In 1993 Shell's operations received the protection of the Nigerian military which killed, detained and displaced thousands of citizens.
Ken Saro-Wiwa and eight other MOSOP leaders were imprisoned by a Special Tribunal on a trumped-up murder charge. They were executed on a hastily built gallows on 10 November 1995.
The atrocity resulted in an international outcry. Shell has since ceased drilling for oil in the region. However, frequent leakages from abandoned pipelines continue to damage the environment. The Ogoni cause has been taken up by many Ogoni living in exile including Ken Saro-Wiwa's two sons.
Images with the text:
Ken Saro-Wiwa (1941-1995).
Burning oil from a leaking pipeline in Ogoniland.
Oil pollution leaking from a pipeline in Ogoniland.
Shell's oil-bearing pipes running alongside a road in Nigeria.
UK: The Newbury Bypass (The battle against the road)
In 1990 the local government of Newbury, a typical market town in middle England, decided to build a bypass. They believed that the new road would ease traffic congestion through the town, reducing delays and pollution.
Their decision sparked a huge controversy and provoked Britain's largest ever anti-road protest.
The protest transcended traditional class barriers and united the unlikeliest of allies: hippies, pensioners, aristocrats, celebrities, businesspeople, historians and conservationists joined forces to support a common cause.
The campaigners argued that the bypass would wreck huge swathes of beautiful countryside but would not solve the regional traffic problems.
The planned road would plough through three Sites of Special Scientific Interest and a number of local nature reserves, endangering wildlife and polluting rivers. It would also damage the historical site of the First Battle of Newbury, ruin an Area of Outstanding Natural Beauty (the North Wessex Downs), and pass through twelve sites of archaeological importance.

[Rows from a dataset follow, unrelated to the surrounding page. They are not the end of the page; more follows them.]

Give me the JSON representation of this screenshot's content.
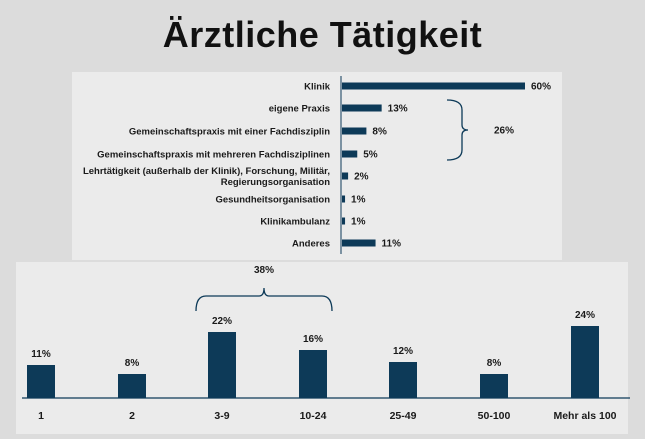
{
  "title": "Ärztliche Tätigkeit",
  "colors": {
    "bar": "#0d3a58",
    "brace": "#0d3a58",
    "axis": "#0d3a58"
  },
  "chart_data": [
    {
      "type": "bar",
      "orientation": "horizontal",
      "categories": [
        "Klinik",
        "eigene Praxis",
        "Gemeinschaftspraxis mit einer Fachdisziplin",
        "Gemeinschaftspraxis mit mehreren Fachdisziplinen",
        "Lehrtätigkeit (außerhalb der Klinik), Forschung, Militär,|Regierungsorganisation",
        "Gesundheitsorganisation",
        "Klinikambulanz",
        "Anderes"
      ],
      "values": [
        60,
        13,
        8,
        5,
        2,
        1,
        1,
        11
      ],
      "value_labels": [
        "60%",
        "13%",
        "8%",
        "5%",
        "2%",
        "1%",
        "1%",
        "11%"
      ],
      "xlim": [
        0,
        60
      ],
      "annotation": {
        "label": "26%",
        "spans_categories": [
          1,
          3
        ]
      }
    },
    {
      "type": "bar",
      "orientation": "vertical",
      "categories": [
        "1",
        "2",
        "3-9",
        "10-24",
        "25-49",
        "50-100",
        "Mehr als 100"
      ],
      "values": [
        11,
        8,
        22,
        16,
        12,
        8,
        24
      ],
      "value_labels": [
        "11%",
        "8%",
        "22%",
        "16%",
        "12%",
        "8%",
        "24%"
      ],
      "ylim": [
        0,
        24
      ],
      "annotation": {
        "label": "38%",
        "spans_categories": [
          2,
          3
        ]
      }
    }
  ]
}
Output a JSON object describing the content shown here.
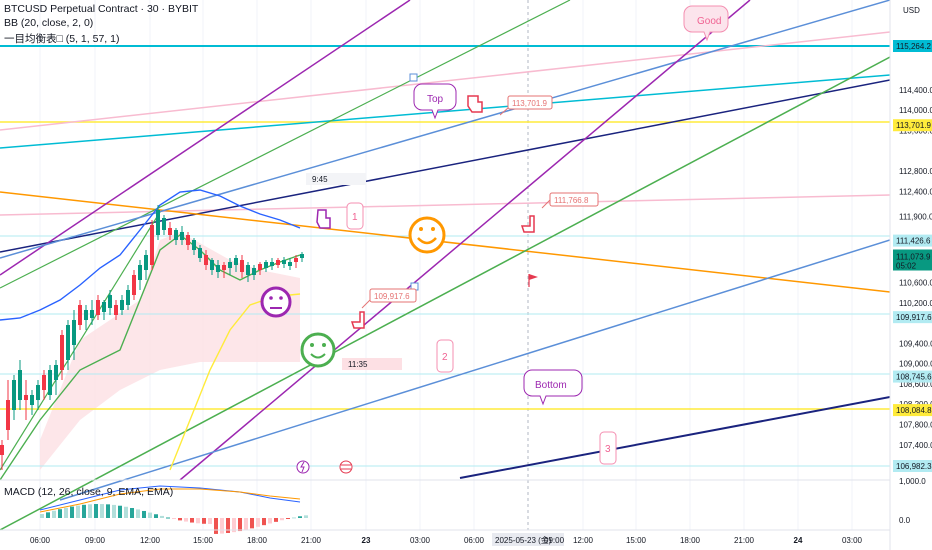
{
  "legend": {
    "symbol_line": "BTCUSD Perpetual Contract · 30 · BYBIT",
    "bb_line": "BB (20, close, 2, 0)",
    "ichimoku_line": "一目均衡表□ (5, 1, 57, 1)",
    "macd_line": "MACD (12, 26, close, 9, EMA, EMA)"
  },
  "price_axis": {
    "currency": "USD",
    "ticks": [
      {
        "label": "114,400.0",
        "value": 114400
      },
      {
        "label": "114,000.0",
        "value": 114000
      },
      {
        "label": "113,600.0",
        "value": 113600
      },
      {
        "label": "112,800.0",
        "value": 112800
      },
      {
        "label": "112,400.0",
        "value": 112400
      },
      {
        "label": "111,900.0",
        "value": 111900
      },
      {
        "label": "110,600.0",
        "value": 110600
      },
      {
        "label": "110,200.0",
        "value": 110200
      },
      {
        "label": "109,400.0",
        "value": 109400
      },
      {
        "label": "109,000.0",
        "value": 109000
      },
      {
        "label": "108,600.0",
        "value": 108600
      },
      {
        "label": "108,200.0",
        "value": 108200
      },
      {
        "label": "107,800.0",
        "value": 107800
      },
      {
        "label": "107,400.0",
        "value": 107400
      },
      {
        "label": "107,000.0",
        "value": 107000
      }
    ],
    "price_tags": [
      {
        "label": "115,264.2",
        "value": 115264.2,
        "bg": "#00bcd4",
        "fg": "#ffffff"
      },
      {
        "label": "113,701.9",
        "value": 113701.9,
        "bg": "#ffeb3b",
        "fg": "#131722"
      },
      {
        "label": "111,426.6",
        "value": 111426.6,
        "bg": "#b2ebf2",
        "fg": "#131722"
      },
      {
        "label": "109,917.6",
        "value": 109917.6,
        "bg": "#b2ebf2",
        "fg": "#131722"
      },
      {
        "label": "108,745.6",
        "value": 108745.6,
        "bg": "#b2ebf2",
        "fg": "#131722"
      },
      {
        "label": "108,084.8",
        "value": 108084.8,
        "bg": "#ffeb3b",
        "fg": "#131722"
      },
      {
        "label": "106,982.3",
        "value": 106982.3,
        "bg": "#b2ebf2",
        "fg": "#131722"
      }
    ],
    "current_price": {
      "label": "111,073.9",
      "countdown": "05:02",
      "value": 111073.9,
      "bg": "#089981"
    },
    "macd_ticks": [
      {
        "label": "1,000.0",
        "value": 1000
      },
      {
        "label": "0.0",
        "value": 0
      }
    ]
  },
  "time_axis": {
    "labels": [
      "06:00",
      "09:00",
      "12:00",
      "15:00",
      "18:00",
      "21:00",
      "23",
      "03:00",
      "06:00",
      "09:00",
      "12:00",
      "15:00",
      "18:00",
      "21:00",
      "24",
      "03:00"
    ],
    "highlight_label": "2025-05-23 (金)"
  },
  "annotations": {
    "top_note": "Top",
    "bottom_note": "Bottom",
    "good_note": "Good",
    "wave_1": "1",
    "wave_2": "2",
    "wave_3": "3",
    "time_box_1": "9:45",
    "time_box_2": "11:35",
    "price_label_1": "113,701.9",
    "price_label_2": "111,766.8",
    "price_label_3": "109,917.6"
  },
  "colors": {
    "cyan": "#00bcd4",
    "purple": "#9c27b0",
    "green": "#4caf50",
    "blue": "#5b8fd8",
    "navy": "#1a237e",
    "orange": "#ff9800",
    "pink": "#f8bbd0",
    "yellow": "#ffeb3b",
    "up": "#089981",
    "down": "#f23645"
  }
}
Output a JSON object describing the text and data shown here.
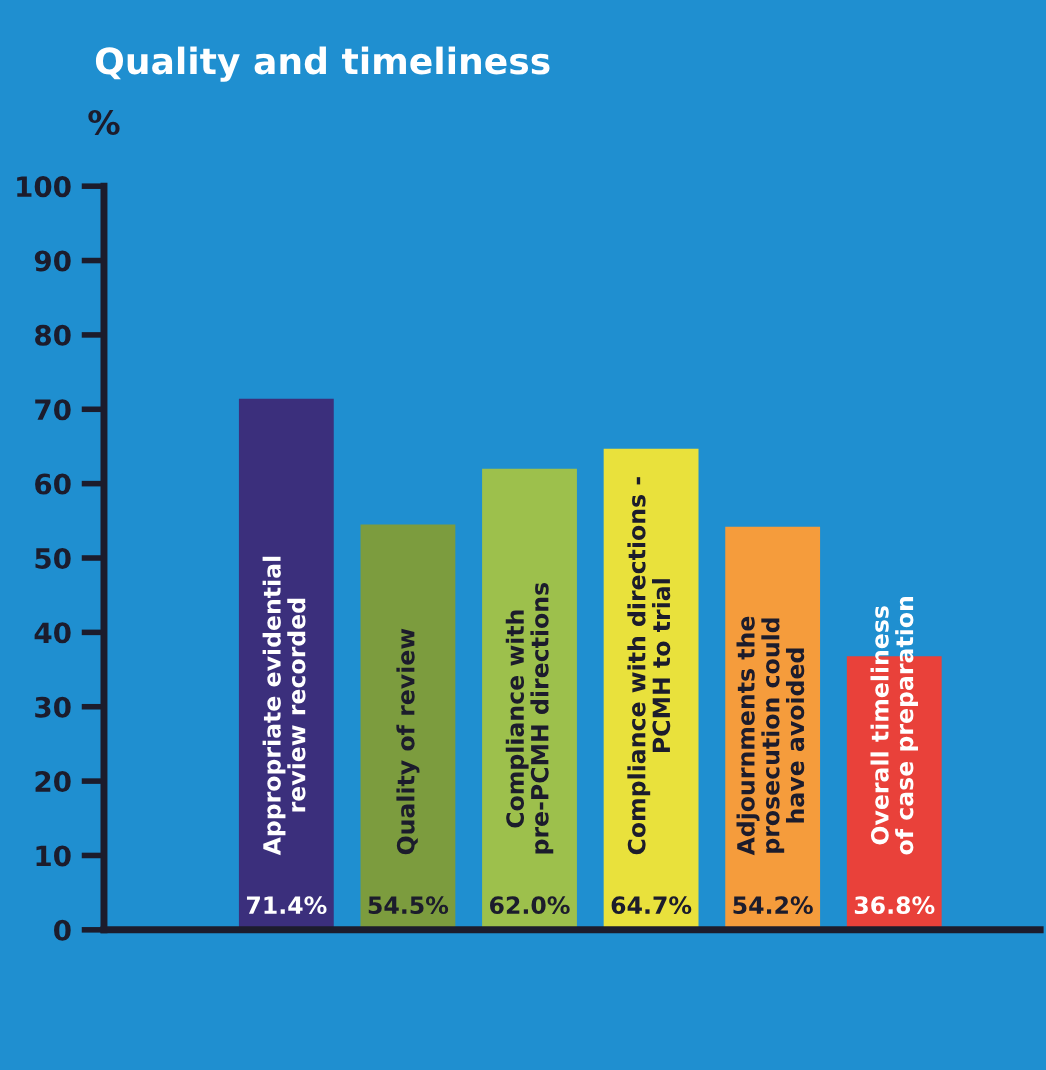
{
  "chart_data": {
    "type": "bar",
    "title": "Quality and timeliness",
    "ylabel": "%",
    "categories": [
      "Appropriate evidential\nreview recorded",
      "Quality of review",
      "Compliance with\npre-PCMH directions",
      "Compliance with directions -\nPCMH to trial",
      "Adjournments the\nprosecution could\nhave avoided",
      "Overall timeliness\nof case preparation"
    ],
    "values": [
      71.4,
      54.5,
      62.0,
      64.7,
      54.2,
      36.8
    ],
    "value_labels": [
      "71.4%",
      "54.5%",
      "62.0%",
      "64.7%",
      "54.2%",
      "36.8%"
    ],
    "colors": [
      "#3b2f7c",
      "#7c9c3e",
      "#9dc04c",
      "#e9e13c",
      "#f59c3c",
      "#e9413a"
    ],
    "ylim": [
      0,
      100
    ],
    "yticks": [
      0,
      10,
      20,
      30,
      40,
      50,
      60,
      70,
      80,
      90,
      100
    ],
    "grid": false,
    "legend": false
  }
}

The campaign raged from 1994 to 1998. It took many forms - from mass letter writing and European lobbying to non-violent direct action and criminal damage. Some protestors impeded the bulldozers by building camps along the proposed route and chaining themselves to trees.
By the time the road opened in November 1998, more than 1,000 people had been arrested and the policing bill had soared from £1 million to £26 million.
Eight months after the road opened, a report revealed that congestion in the town centre had not been significantly reduced. Although the protestors lost the battle, campaigners continue to highlight the extra traffic and development the controversial bypass has brought to Newbury.

Images with the text:
Pictures of the Newbury Bypass protest.